Posted: Thursday, January 17, 2013
Zoned Security Patrols to Provide Additional Security for GCS Schools
Zoned security patrols, utilizing off-duty personnel from the Greenville County Sheriff’s Office, Greenville Police Department and Mauldin Police Department, will begin Tuesday, January 22, at Greenville County Schools’ elementary schools and centers that do not already have an on-campus security presence.
The off-duty officers, jointly funded by the school district and law enforcement, will patrol schools in defined geographic areas multiple times each day. During patrols, they will check both inside and outside school buildings, monitor school entrances, assess security procedures, and provide a visible law enforcement presence each school day. The daily patrol schedule will vary so routines are not established. Plan specifics such as the number of officers are not being released to safeguard security.
“While school remains one of the safest locations for young people, we must continually evaluate and enhance school security,” said Superintendent W. Burke Royster. “We have considered various approaches for additional security personnel and believe our students and staff are best protected by professional, highly trained personnel who can provide both a highly visible deterrent and a timely and appropriate response to any situation.”
The sole responsibility of the law enforcement officers conducting zoned patrols is protection of students and staff. This initiative is in addition to school resource officers in all middle and high schools who provide a wide-range of law enforcement services including investigating crimes and building supportive relationships with students. At facilities included in the zoned patrols, law enforcement services such as investigation of crimes will continue to be provided by the appropriate law enforcement agency based on jurisdiction.
“We have a great working relationship with and respect for the local municipalities’ police departments, and without their cooperation, this initiative would not be possible,” said Royster. “For years, GCS and the Greenville County Sheriff’s Office have jointly funded a School Enforcement and Investigation Division, and it is through this already existing management framework that the security patrols will be coordinated.”

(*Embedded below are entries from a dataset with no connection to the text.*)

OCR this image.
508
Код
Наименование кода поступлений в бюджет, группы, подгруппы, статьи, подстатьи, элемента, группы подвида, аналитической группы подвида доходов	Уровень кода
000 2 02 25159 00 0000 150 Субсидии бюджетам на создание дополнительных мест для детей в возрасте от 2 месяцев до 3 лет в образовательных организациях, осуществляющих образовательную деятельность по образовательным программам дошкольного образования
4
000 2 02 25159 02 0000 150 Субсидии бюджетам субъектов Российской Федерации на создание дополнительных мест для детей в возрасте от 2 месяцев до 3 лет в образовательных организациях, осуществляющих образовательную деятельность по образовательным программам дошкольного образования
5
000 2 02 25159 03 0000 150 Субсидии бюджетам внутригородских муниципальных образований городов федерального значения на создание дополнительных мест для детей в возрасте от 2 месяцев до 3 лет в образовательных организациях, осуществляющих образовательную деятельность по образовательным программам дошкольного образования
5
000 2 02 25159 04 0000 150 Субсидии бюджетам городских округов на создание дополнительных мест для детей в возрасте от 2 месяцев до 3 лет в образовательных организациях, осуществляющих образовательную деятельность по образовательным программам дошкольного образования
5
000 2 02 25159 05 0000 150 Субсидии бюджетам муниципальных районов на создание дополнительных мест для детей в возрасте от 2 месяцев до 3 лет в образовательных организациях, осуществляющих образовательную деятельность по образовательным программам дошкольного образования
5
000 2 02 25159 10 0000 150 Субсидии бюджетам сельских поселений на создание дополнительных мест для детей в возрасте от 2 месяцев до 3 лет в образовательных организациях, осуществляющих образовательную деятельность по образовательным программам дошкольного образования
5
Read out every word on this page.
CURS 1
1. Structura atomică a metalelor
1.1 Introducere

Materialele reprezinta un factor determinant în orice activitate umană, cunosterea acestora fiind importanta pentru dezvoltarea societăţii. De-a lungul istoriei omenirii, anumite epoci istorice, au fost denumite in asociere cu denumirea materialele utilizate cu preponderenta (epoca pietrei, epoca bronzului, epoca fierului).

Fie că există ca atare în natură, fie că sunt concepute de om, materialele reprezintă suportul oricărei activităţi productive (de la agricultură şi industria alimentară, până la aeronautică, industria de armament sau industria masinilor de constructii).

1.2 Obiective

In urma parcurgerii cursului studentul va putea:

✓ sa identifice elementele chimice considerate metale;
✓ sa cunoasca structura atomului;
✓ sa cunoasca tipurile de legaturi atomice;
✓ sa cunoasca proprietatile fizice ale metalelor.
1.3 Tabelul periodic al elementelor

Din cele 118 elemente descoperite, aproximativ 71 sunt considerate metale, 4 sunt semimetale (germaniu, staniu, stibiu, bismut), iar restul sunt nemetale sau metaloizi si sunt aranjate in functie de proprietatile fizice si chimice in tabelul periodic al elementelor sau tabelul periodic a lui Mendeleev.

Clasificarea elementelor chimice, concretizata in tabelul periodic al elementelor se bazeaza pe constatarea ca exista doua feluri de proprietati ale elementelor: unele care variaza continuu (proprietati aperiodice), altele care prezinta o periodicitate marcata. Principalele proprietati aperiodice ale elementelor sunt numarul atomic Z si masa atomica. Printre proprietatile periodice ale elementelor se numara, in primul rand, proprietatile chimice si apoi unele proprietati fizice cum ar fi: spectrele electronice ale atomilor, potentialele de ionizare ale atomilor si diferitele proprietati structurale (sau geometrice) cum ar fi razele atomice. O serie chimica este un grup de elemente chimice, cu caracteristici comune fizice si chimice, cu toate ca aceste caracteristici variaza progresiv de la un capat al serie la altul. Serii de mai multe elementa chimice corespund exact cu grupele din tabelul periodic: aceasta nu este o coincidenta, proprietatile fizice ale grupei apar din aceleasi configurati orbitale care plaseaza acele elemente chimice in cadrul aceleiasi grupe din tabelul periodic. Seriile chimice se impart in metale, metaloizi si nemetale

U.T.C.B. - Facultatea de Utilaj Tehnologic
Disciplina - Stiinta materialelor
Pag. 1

The zoned security patrols are part of the school district’s comprehensive approach to school safety that includes ongoing security evaluations of each school, enhancements to building security based on those evaluations, regular lockdown and other safety drills, required visitor sign-in, secure school entries, video monitoring, telephones in classrooms, and additional safety training for school staffs. The district has also established an email address (firstname.lastname@example.org) and phone number (452-SAFE ) to report observed security breaches or share ideas about enhancing the school district’s safety protocols. Threats against students or personnel should still be reported immediately to law enforcement or school administrators.
The school district’s safety and emergency preparedness efforts are administered by a Coordinator of Safe Schools and Emergency Preparedness, who is a veteran law enforcement officer with vast experience in emergency planning. School and district level safety plans are based on a national model that provides a common framework and terminology that is used nationwide by law enforcement and other emergency responders.